The researchers also noted that children may experience other health benefits, such as improved cognitive function and academic performance, as a result of increased physical activity.

The researchers also noted certain study limitations that prevented them from making more definitive conclusions, such as the between-subjects research design, restricted sample size and the fact that it was laboratory-based.
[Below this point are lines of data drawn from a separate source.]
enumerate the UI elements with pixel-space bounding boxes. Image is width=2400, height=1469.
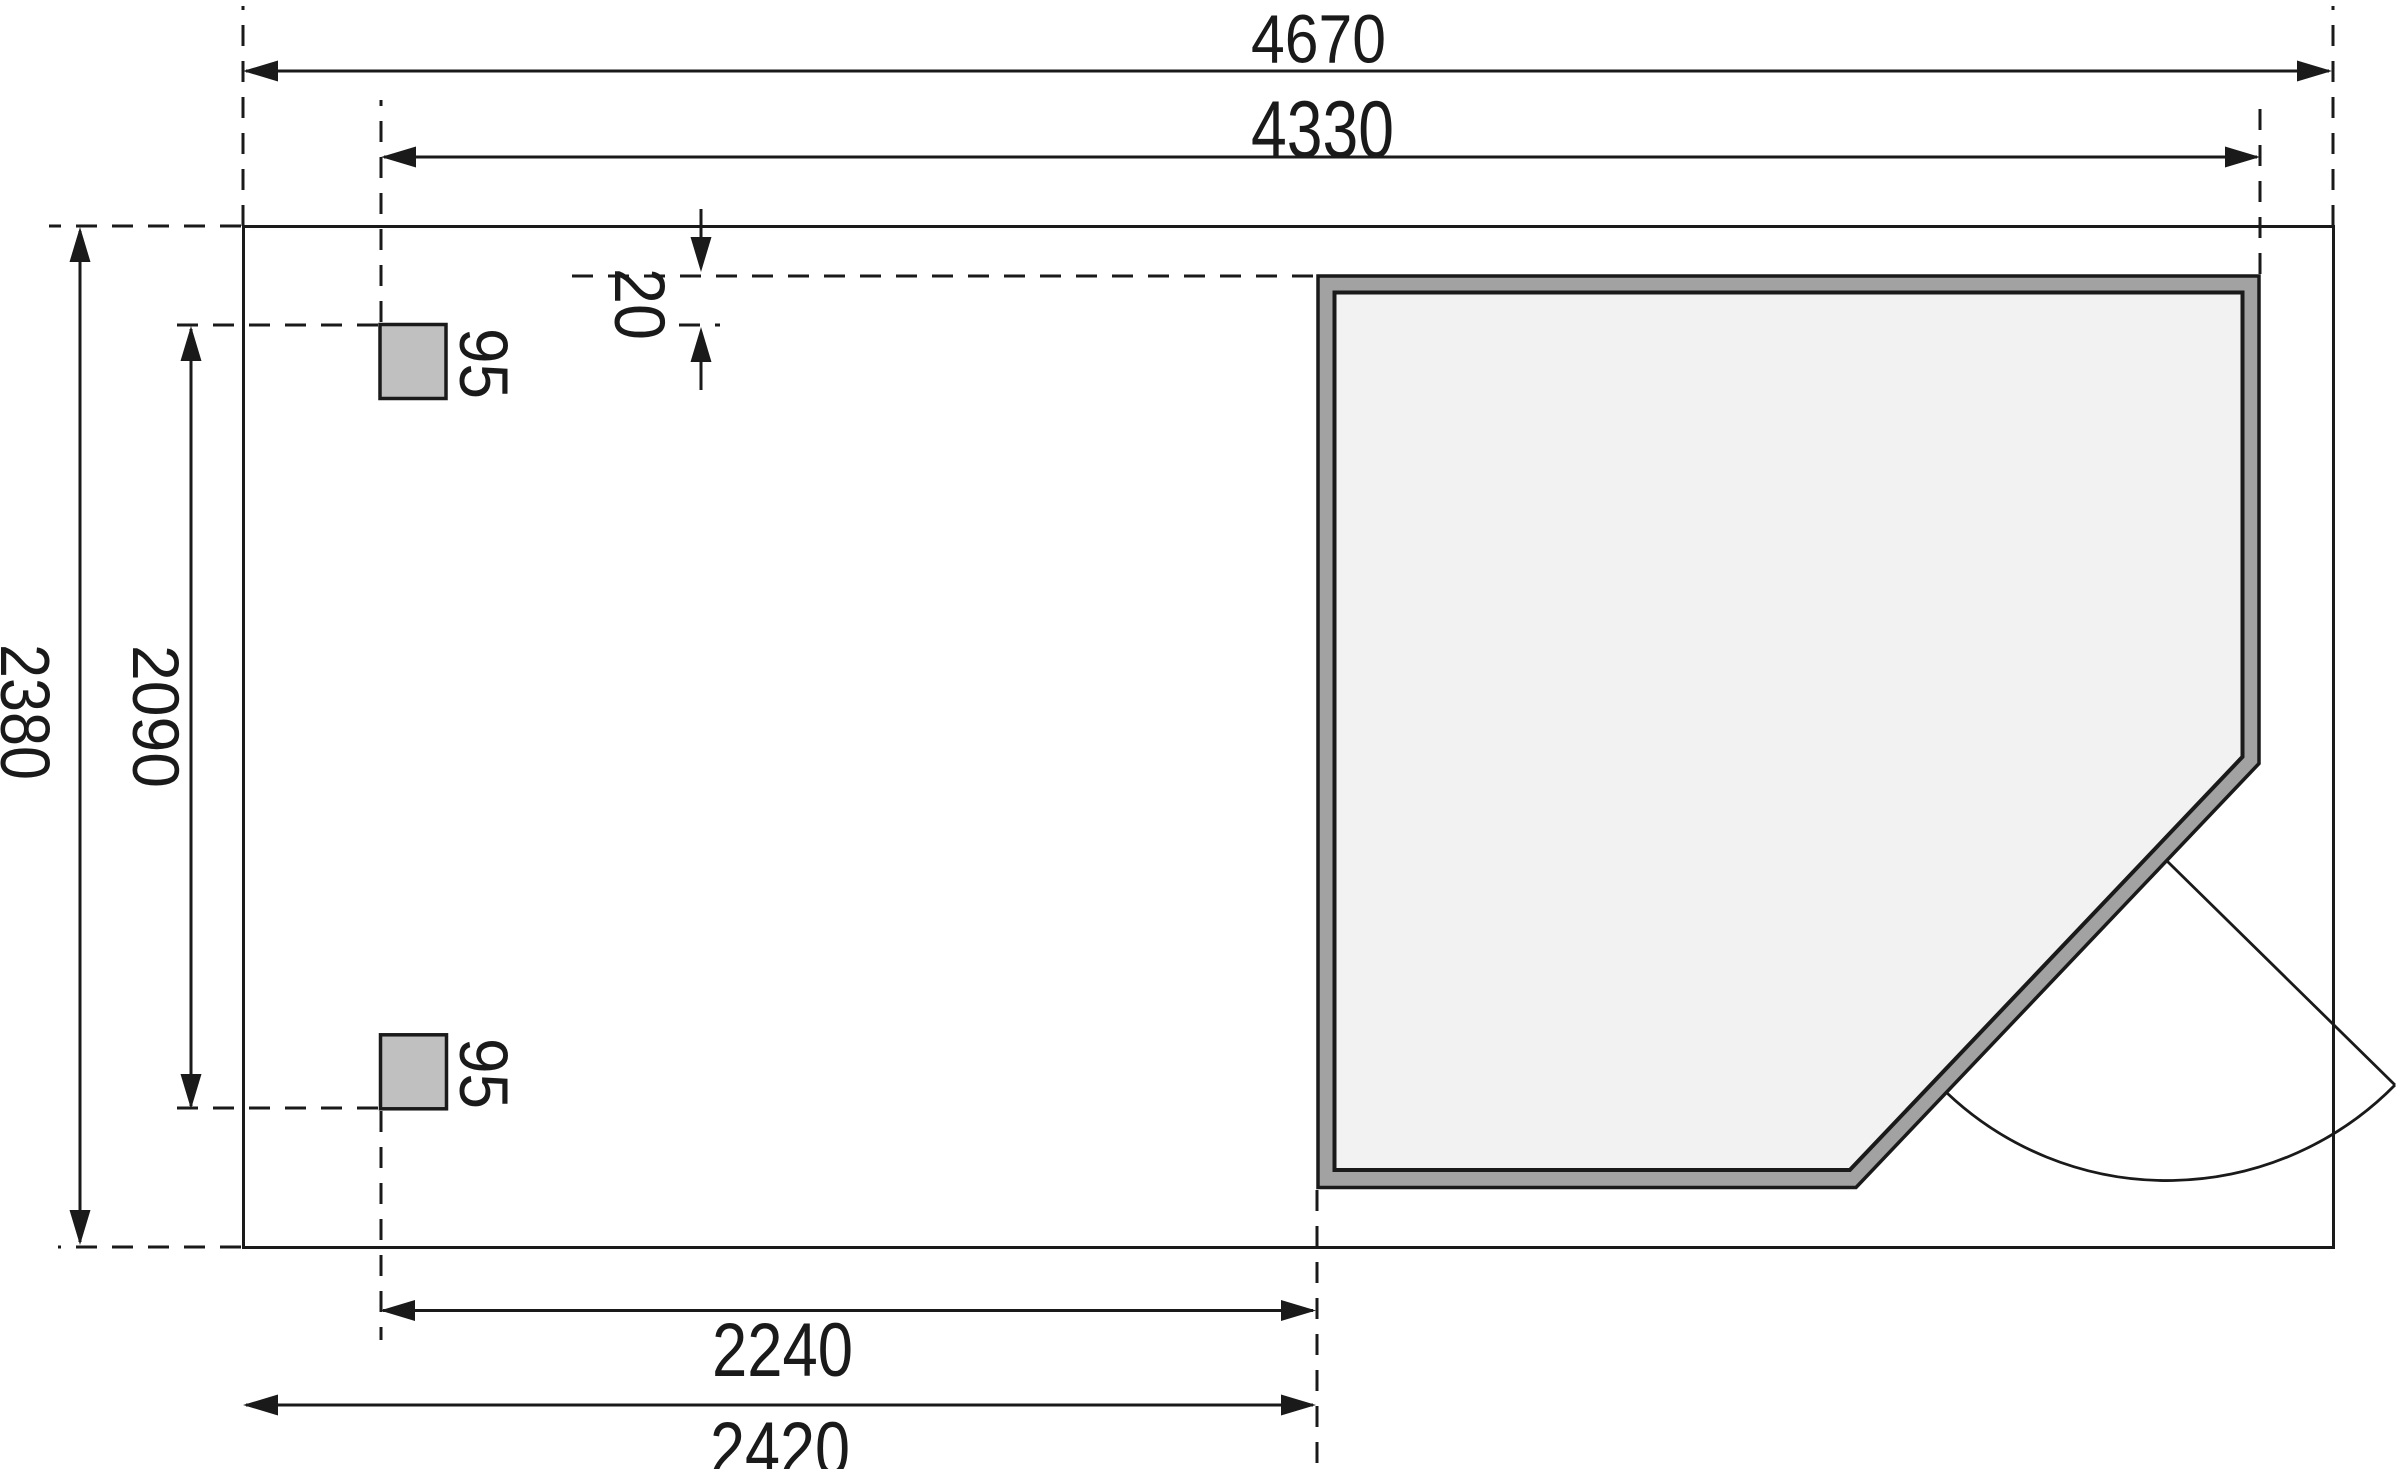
svg-text:2090: 2090	[119, 645, 193, 788]
svg-text:4670: 4670	[1251, 1, 1386, 78]
svg-text:95: 95	[445, 1038, 522, 1109]
svg-text:20: 20	[599, 268, 678, 340]
svg-text:95: 95	[445, 328, 522, 399]
svg-text:4330: 4330	[1251, 85, 1394, 175]
svg-text:2240: 2240	[712, 1308, 853, 1393]
svg-text:2420: 2420	[710, 1407, 850, 1469]
svg-text:2380: 2380	[0, 644, 64, 780]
Results may have been different if the study took place in a school setting, they said.

Additionally, the study population lacked diversity, which further limited the study findings, according to the researchers, and the short timeline may have interfered with the results.

They also said, however, that future research should include minorities, as their results may be limited by the homogenous study cohort.

PERSPECTIVE

Social implications are clear, and require rigorous testing before accepting such a tantalizing and in many ways a hoped for conclusion — that if we have children exercise more, and not necessarily vigorously, they will be healthier mentally as well as physically. Planned residential communities from the 1960's to today have included designs to accomodate walking to and from school (and in the 60's home for lunch in an era where mother's more frequently remained at home). In fact, paths were designed to minimize crossing streets on the way to centrally placed elementary schools. Clearly, some areas of the country are unlikely to be able to provide a safe and relaxing environment for travel to and from school. Nevertheless, if indeed supported by further research, community-based efforts could be designed and supported to allow for increased walking among our youth. At least a potentially important finding in a field which is not directed at a pharmaceutical solution.